FIRST MURDERER ‘Swounds, ’tis even now at my elbow, persuading me not to kill the Duke.
SECOND MURDERER Take the devil in thy mind, and believe him not: he would insinuate with thee but to make thee sigh.
FIRST MURDERER I am strong framed; he cannot prevail with me.
SECOND MURDERER Spoke like a tall man that respects thy reputation. Come, shall we fall to work?
FIRST MURDERER Take him on the costard with the hilts of thy sword, and then throw him into the malmsey butt in the next room.
SECOND MURDERER O excellent device!—and make a sop of him.
FIRST MURDERER Soft, he wakes.
SECOND MURDERER Strike!
FIRST MURDERER No, we’ll reason with him.
CLARENCE
Where art thou, keeper?
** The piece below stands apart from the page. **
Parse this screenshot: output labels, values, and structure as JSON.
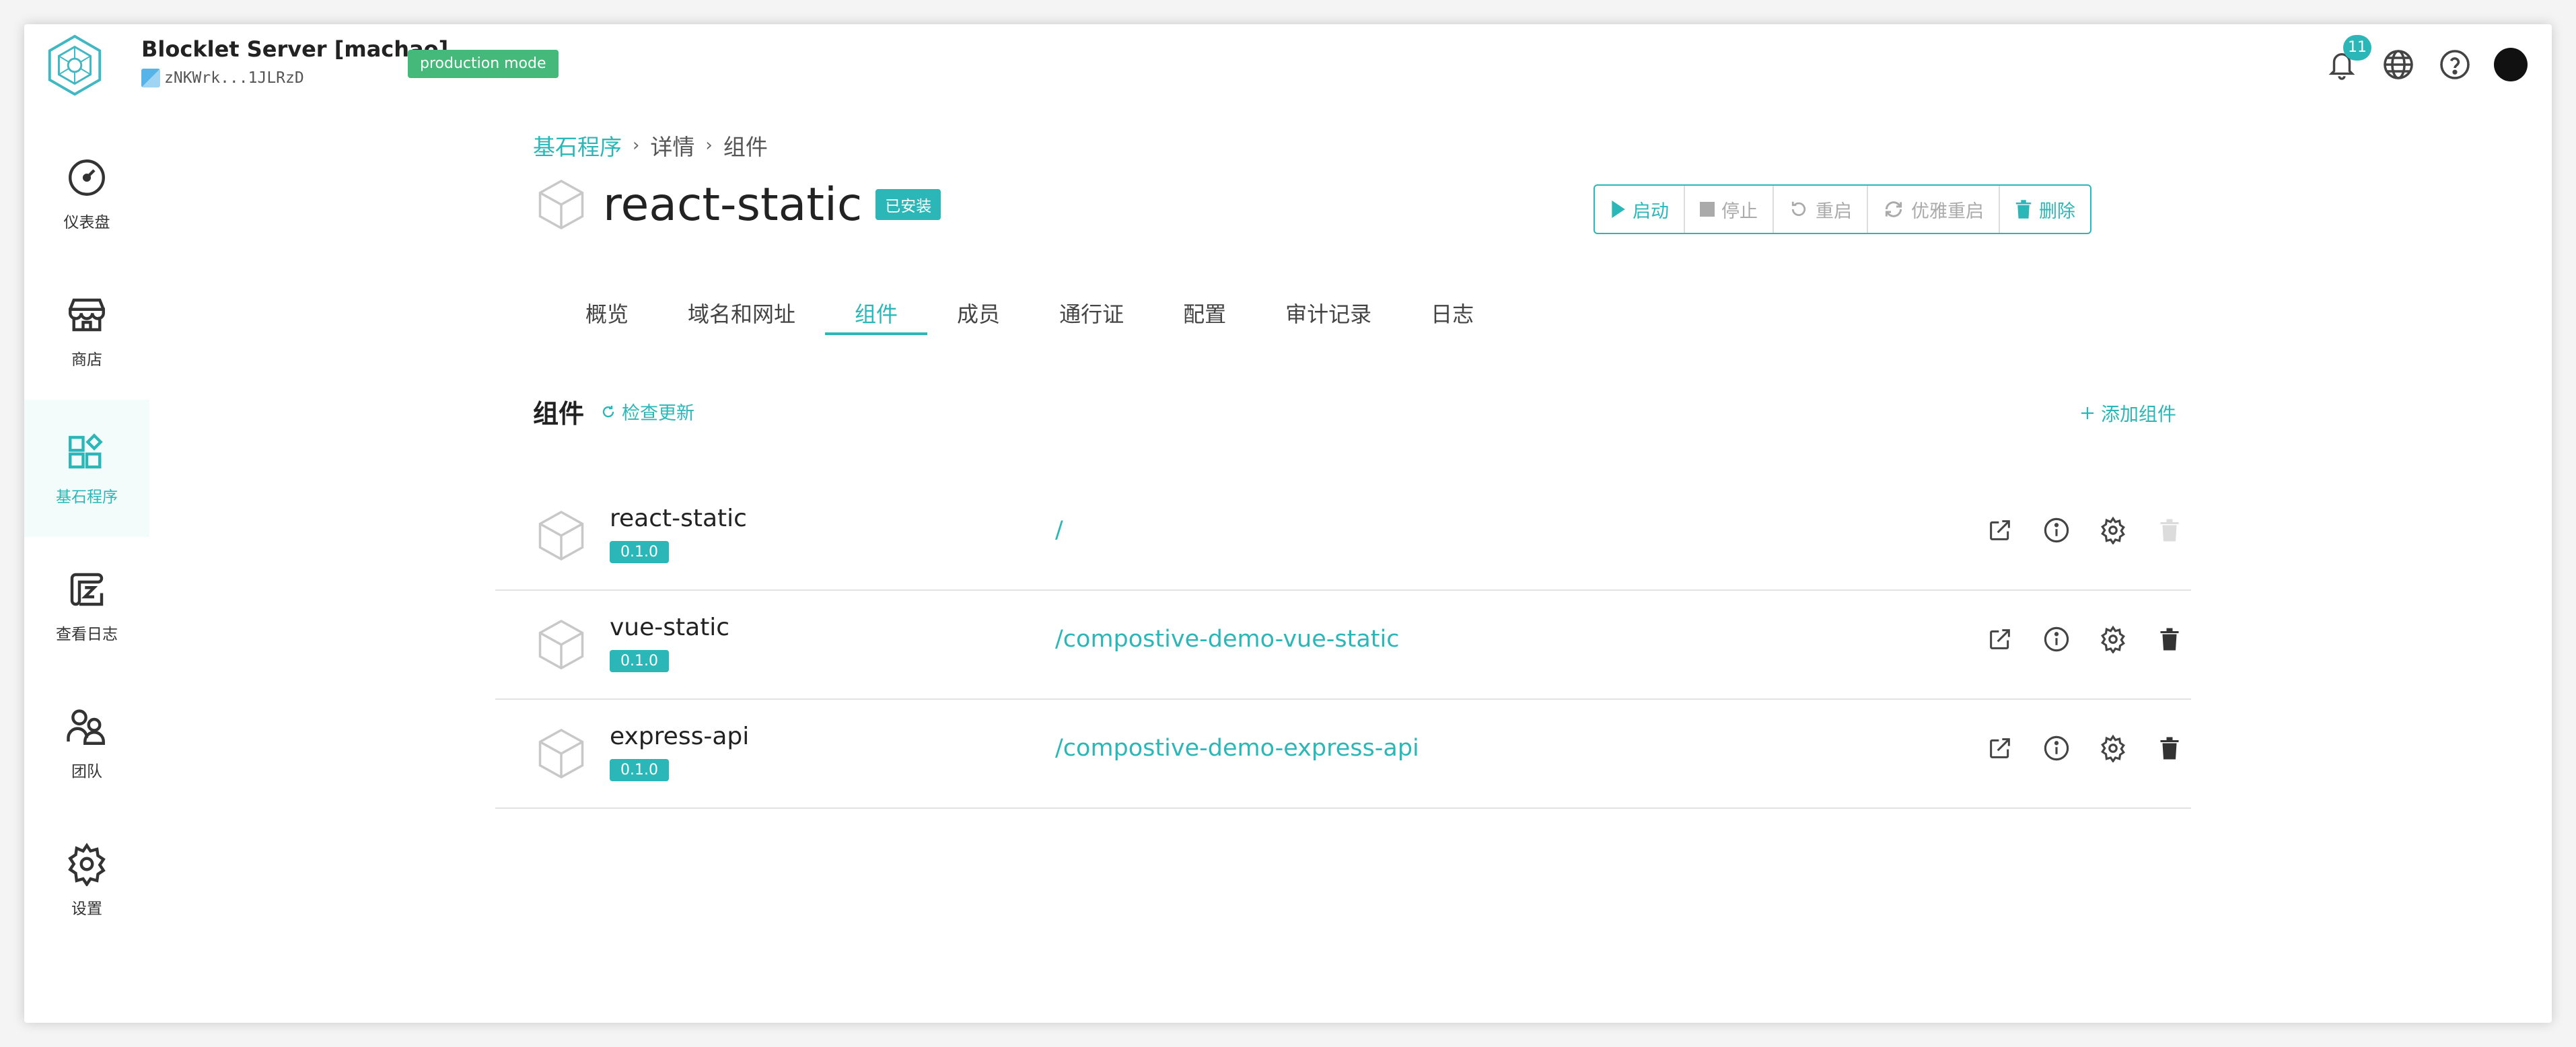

Give me a cup of wine.
SECOND MURDERER
You shall have wine enough, my lord, anon.
CLARENCE
In God’s name, what art thou?
FIRST MURDERER
A man, as you are.
CLARENCE But not as I am, royal.
FIRST MURDERER Nor you as we are, loyal.
CLARENCE
Thy voice is thunder, but thy looks are humble.
FIRST MURDERER
My voice is now the King’s; my looks, mine own.
CLARENCE
How darkly and how deadly dost thou speak.
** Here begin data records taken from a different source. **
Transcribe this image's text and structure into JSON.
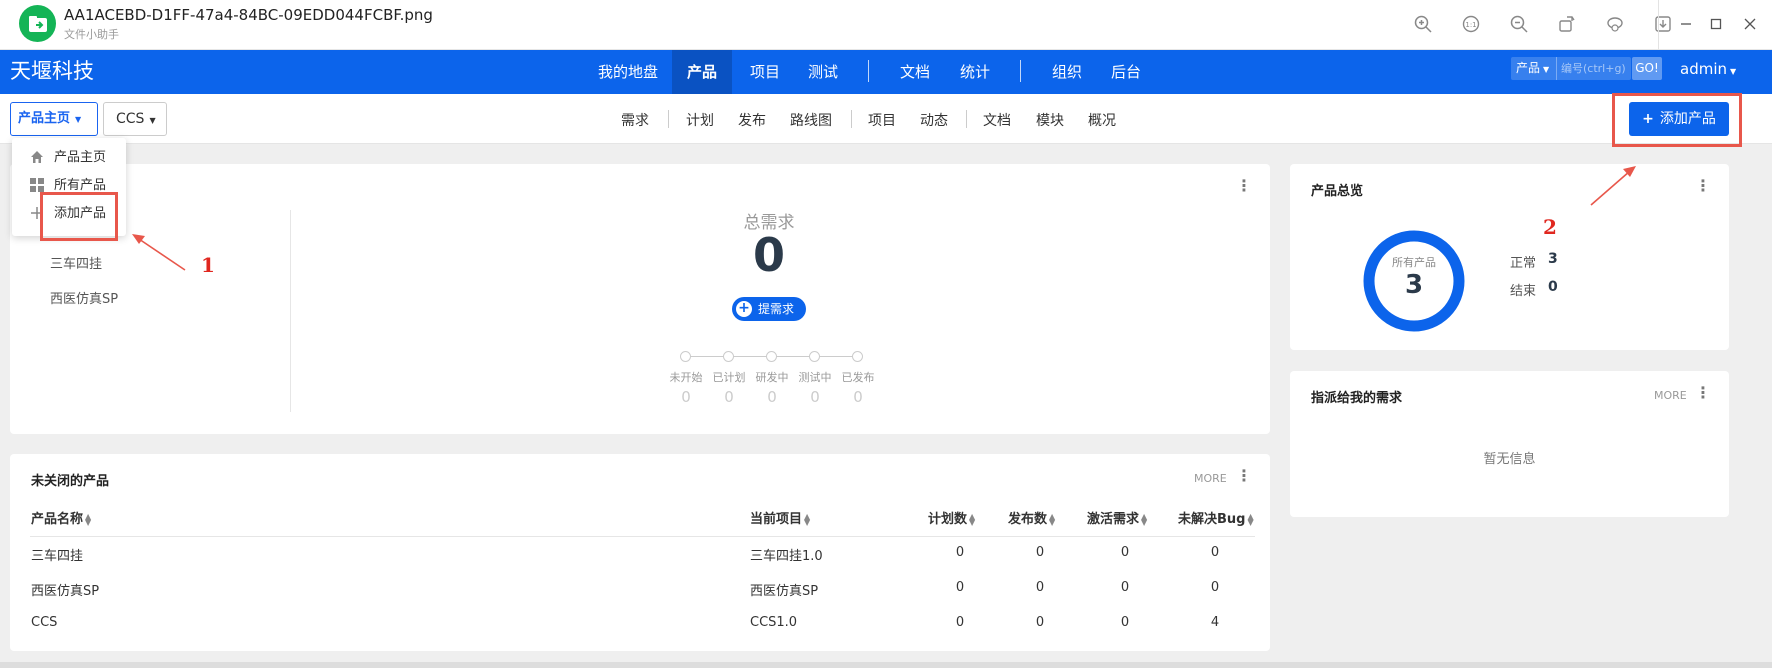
{
  "titlebar": {
    "filename": "AA1ACEBD-D1FF-47a4-84BC-09EDD044FCBF.png",
    "subtitle": "文件小助手",
    "tools": [
      "zoom-in-icon",
      "actual-size-icon",
      "zoom-out-icon",
      "rotate-icon",
      "share-icon",
      "download-icon"
    ],
    "actual_size_label": "1:1"
  },
  "nav": {
    "brand": "天堰科技",
    "items": [
      "我的地盘",
      "产品",
      "项目",
      "测试",
      "文档",
      "统计",
      "组织",
      "后台"
    ],
    "active_index": 1,
    "search_type": "产品",
    "search_placeholder": "编号(ctrl+g)",
    "search_go": "GO!",
    "user": "admin"
  },
  "subnav": {
    "crumb_product_home": "产品主页",
    "crumb_product": "CCS",
    "items": [
      "需求",
      "计划",
      "发布",
      "路线图",
      "项目",
      "动态",
      "文档",
      "模块",
      "概况"
    ],
    "add_product": "添加产品"
  },
  "dropdown": {
    "items": [
      "产品主页",
      "所有产品",
      "添加产品"
    ]
  },
  "product_list": [
    "三车四挂",
    "西医仿真SP"
  ],
  "summary": {
    "total_label": "总需求",
    "total_value": "0",
    "submit_label": "提需求",
    "stages": [
      {
        "label": "未开始",
        "value": "0"
      },
      {
        "label": "已计划",
        "value": "0"
      },
      {
        "label": "研发中",
        "value": "0"
      },
      {
        "label": "测试中",
        "value": "0"
      },
      {
        "label": "已发布",
        "value": "0"
      }
    ]
  },
  "overview": {
    "title": "产品总览",
    "ring_label": "所有产品",
    "ring_value": "3",
    "normal_label": "正常",
    "normal_value": "3",
    "closed_label": "结束",
    "closed_value": "0",
    "ring_color": "#0c64eb"
  },
  "assigned": {
    "title": "指派给我的需求",
    "more": "MORE",
    "empty": "暂无信息"
  },
  "products_table": {
    "title": "未关闭的产品",
    "more": "MORE",
    "headers": [
      "产品名称",
      "当前项目",
      "计划数",
      "发布数",
      "激活需求",
      "未解决Bug"
    ],
    "rows": [
      [
        "三车四挂",
        "三车四挂1.0",
        "0",
        "0",
        "0",
        "0"
      ],
      [
        "西医仿真SP",
        "西医仿真SP",
        "0",
        "0",
        "0",
        "0"
      ],
      [
        "CCS",
        "CCS1.0",
        "0",
        "0",
        "0",
        "4"
      ]
    ]
  },
  "annotations": {
    "one": "1",
    "two": "2",
    "color": "#e8574b"
  },
  "colors": {
    "primary": "#0c64eb",
    "app_logo": "#14b456"
  }
}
Your eyes do menace me. Why look you pale?
Who sent you hither? Wherefore do you come?
SECOND MURDERER
To, to, to—
CLARENCE To murder me.
BOTH MURDERERS Ay, ay.
CLARENCE
You scarcely have the hearts to tell me so,
And therefore cannot have the hearts to do it.
Wherein, my friends, have I offended you?
FIRST MURDERER
Offended us you have not, but the King.
CLARENCE
I shall be reconciled to him again.
SECOND MURDERER
Never, my lord; therefore prepare to die.
CLARENCE
Are you drawn forth among a world of men
To slay the innocent? What is my offence?
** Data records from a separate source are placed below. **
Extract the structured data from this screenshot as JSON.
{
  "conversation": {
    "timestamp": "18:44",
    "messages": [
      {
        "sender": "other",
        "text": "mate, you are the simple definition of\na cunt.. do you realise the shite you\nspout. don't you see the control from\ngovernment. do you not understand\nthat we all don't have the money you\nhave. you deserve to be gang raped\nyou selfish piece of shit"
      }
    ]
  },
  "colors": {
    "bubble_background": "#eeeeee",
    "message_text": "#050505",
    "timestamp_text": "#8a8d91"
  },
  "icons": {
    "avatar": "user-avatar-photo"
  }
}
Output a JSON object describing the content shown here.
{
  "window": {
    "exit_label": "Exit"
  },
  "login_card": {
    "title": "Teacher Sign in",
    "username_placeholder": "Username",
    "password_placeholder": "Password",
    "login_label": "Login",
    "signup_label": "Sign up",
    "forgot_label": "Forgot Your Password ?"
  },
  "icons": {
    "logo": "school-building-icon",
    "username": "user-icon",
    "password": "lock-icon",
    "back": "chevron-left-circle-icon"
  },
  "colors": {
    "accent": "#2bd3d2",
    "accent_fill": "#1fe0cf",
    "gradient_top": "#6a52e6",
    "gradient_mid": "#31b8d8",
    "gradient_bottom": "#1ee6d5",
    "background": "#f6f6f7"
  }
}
Where is the evidence that doth accuse me?
What lawful quest have given their verdict up
Unto the frowning judge, or who pronounced
The bitter sentence of poor Clarence’ death?
Before I be convict by course of law,
To threaten me with death is most unlawful.
I charge you, as you hope to have redemption
By Christ’s dear blood, shed for our grievous sins,
That you depart and lay no hands on me.
The deed you undertake is damnable.
FIRST MURDERER
What we will do, we do upon command.
SECOND MURDERER
And he that hath commanded is our king.
CLARENCE
Erroneous vassals, the great King of Kings
Hath in the table of his law commanded
That thou shalt do no murder. Will you then
Spurn at his edict, and fulfil a man’s?
Take heed, for he holds vengeance in his hand
To hurl upon their heads that break his law.
SECOND MURDERER
And that same vengeance doth he hurl on thee,
For false forswearing, and for murder too.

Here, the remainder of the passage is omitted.